The Goals of the project are
Studying the kinds of queries revealing the advantages of one or another RDF database. The goals imply:
- Selection of a SPARQL subset from SP2Bench
- Forming a dataset and loading it to all triple-stores.
- Implementing measurement aids, testing
- Accurate time measurement, getting min, max, average and median times.
- Reflection on the results, advantages and disadvantages of the triplestores on each selected query.
The following triplestores will be compared:
The triplestores have the following important advantages:
- Very high performance on demonstrated on sp2bench benchmark
- Linux and Windows versions
- Native API for fast query processing
It is important to use native API for fast query execution. All 3 tools provide native API:
- Virtuoso
- Jena, Sesame and Virtuoso ODBC RDF Extensions for SPASQL
- Stardog
- the core SNARL (Stardog Native API for the RDF Language) classes and interfaces
- NitrosBase
- C++ and .NET native API
We suppose writing additional codes needed for accurate testing:
- Accurate time measurement;
- Functions for getting min, max, average and median times;
- Functions for getting time of scanning through the whole query result;
- Functions for getting time of retrieving first several records (for example, the first page of web grid);
- Etc.
The following steps are needed for loading test dataset:
- Selecting a data subset from sp2bench benchmark
- Measuring data loading time
Note: Data are considered as loaded as soon as the system is ready to perform a simplest search query. This is done to eliminate background processes (eg. indexing).

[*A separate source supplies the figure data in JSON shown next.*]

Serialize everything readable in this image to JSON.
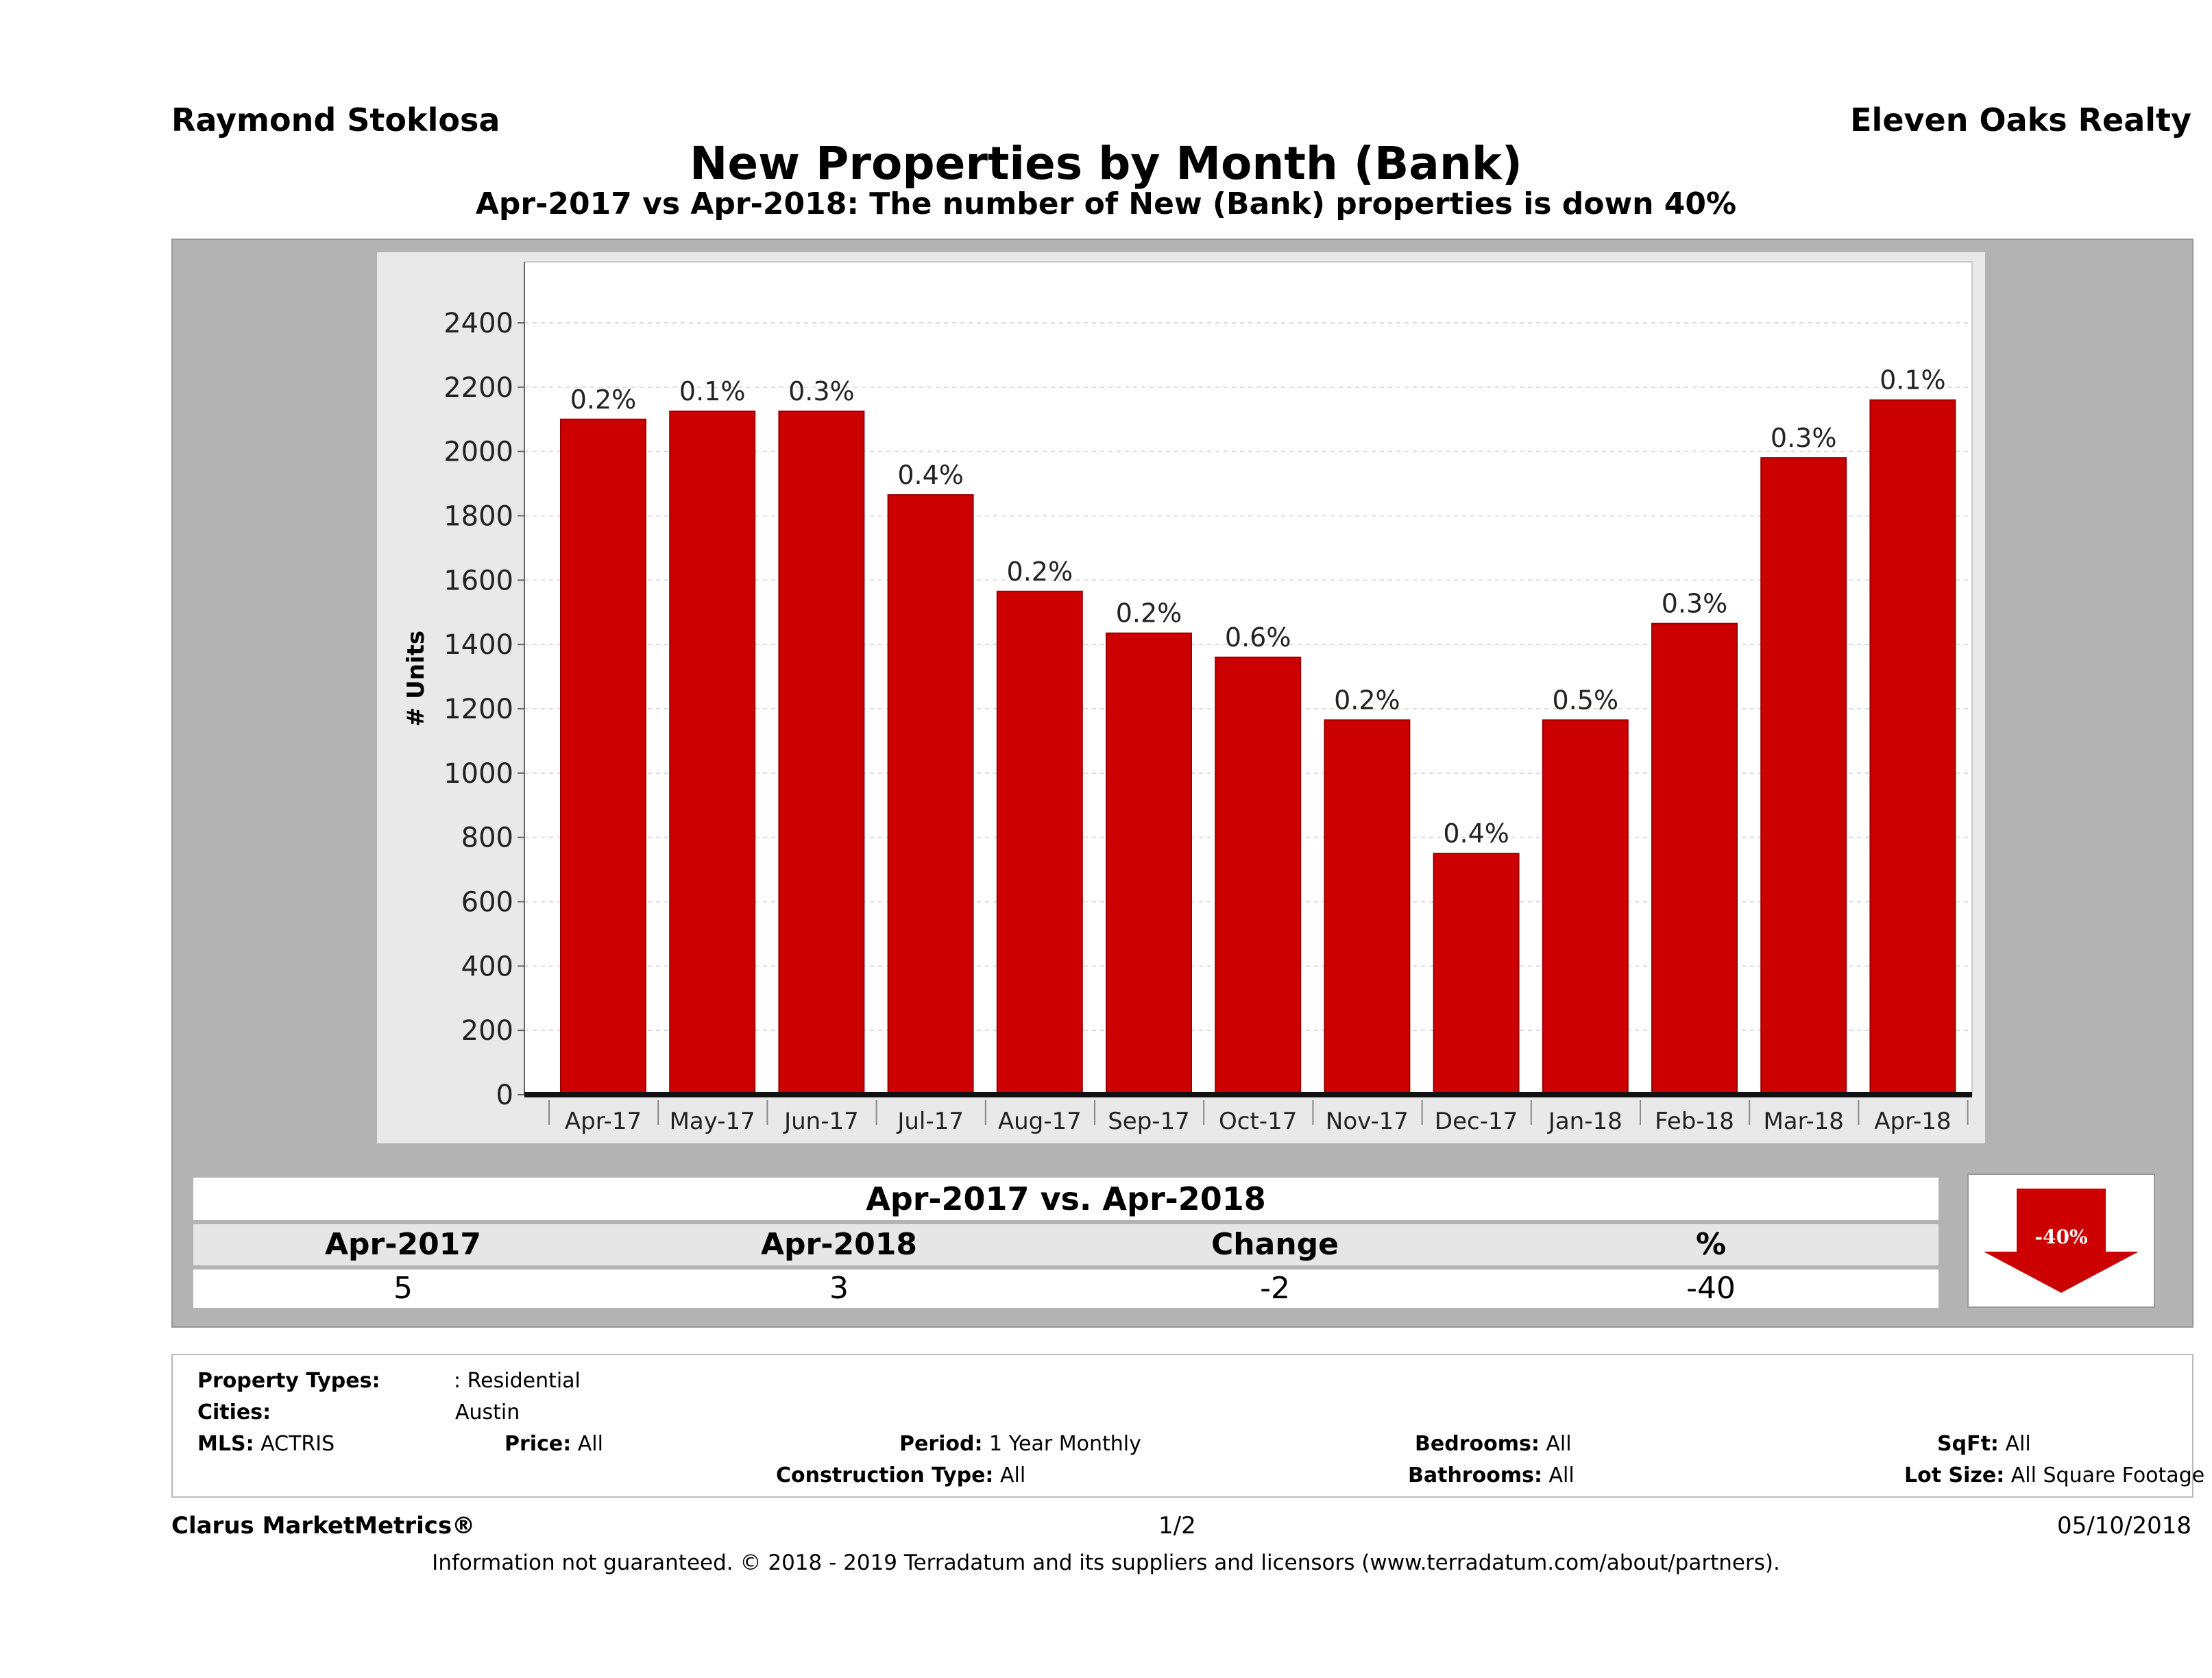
{
  "header": {
    "agent": "Raymond Stoklosa",
    "brokerage": "Eleven Oaks Realty",
    "title": "New Properties by Month (Bank)",
    "subtitle": "Apr-2017 vs Apr-2018: The number of New (Bank)  properties is down 40%"
  },
  "chart_data": {
    "type": "bar",
    "ylabel": "# Units",
    "xlabel": "",
    "ylim": [
      0,
      2400
    ],
    "yticks": [
      0,
      200,
      400,
      600,
      800,
      1000,
      1200,
      1400,
      1600,
      1800,
      2000,
      2200,
      2400
    ],
    "grid": true,
    "categories": [
      "Apr-17",
      "May-17",
      "Jun-17",
      "Jul-17",
      "Aug-17",
      "Sep-17",
      "Oct-17",
      "Nov-17",
      "Dec-17",
      "Jan-18",
      "Feb-18",
      "Mar-18",
      "Apr-18"
    ],
    "values": [
      2100,
      2125,
      2125,
      1865,
      1565,
      1435,
      1360,
      1165,
      750,
      1165,
      1465,
      1980,
      2160
    ],
    "data_labels": [
      "0.2%",
      "0.1%",
      "0.3%",
      "0.4%",
      "0.2%",
      "0.2%",
      "0.6%",
      "0.2%",
      "0.4%",
      "0.5%",
      "0.3%",
      "0.3%",
      "0.1%"
    ],
    "bar_color": "#cc0000"
  },
  "summary": {
    "title": "Apr-2017 vs. Apr-2018",
    "headers": [
      "Apr-2017",
      "Apr-2018",
      "Change",
      "%"
    ],
    "values": [
      "5",
      "3",
      "-2",
      "-40"
    ],
    "badge": "-40%"
  },
  "filters": {
    "property_types_label": "Property Types:",
    "property_types_value": ": Residential",
    "cities_label": "Cities:",
    "cities_value": "Austin",
    "mls_label": "MLS:",
    "mls_value": "ACTRIS",
    "price_label": "Price:",
    "price_value": "All",
    "period_label": "Period:",
    "period_value": "1 Year Monthly",
    "construction_label": "Construction Type:",
    "construction_value": "All",
    "bedrooms_label": "Bedrooms:",
    "bedrooms_value": "All",
    "bathrooms_label": "Bathrooms:",
    "bathrooms_value": "All",
    "sqft_label": "SqFt:",
    "sqft_value": "All",
    "lot_label": "Lot Size:",
    "lot_value": "All Square Footage"
  },
  "footer": {
    "brand": "Clarus MarketMetrics®",
    "page": "1/2",
    "date": "05/10/2018",
    "disclaimer": "Information not guaranteed. © 2018 - 2019 Terradatum and its suppliers and licensors (www.terradatum.com/about/partners)."
  }
}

We are going to explore the query execution performance by the databases under consideration (Virtuoso, Stardog, NitrosBase).
The queries should be fairly simple and cover the different techniques, for example:
- search the small range of values
- search the big range of values
- Sorting
- Aggregation
- Several different join queries
- Retrieving part of result
- Retrieving whole result
- etc.
Note: During testing each database may allocate a lot of resources, that can affect the performance of other databases. That's why each test should be stared from system reboot.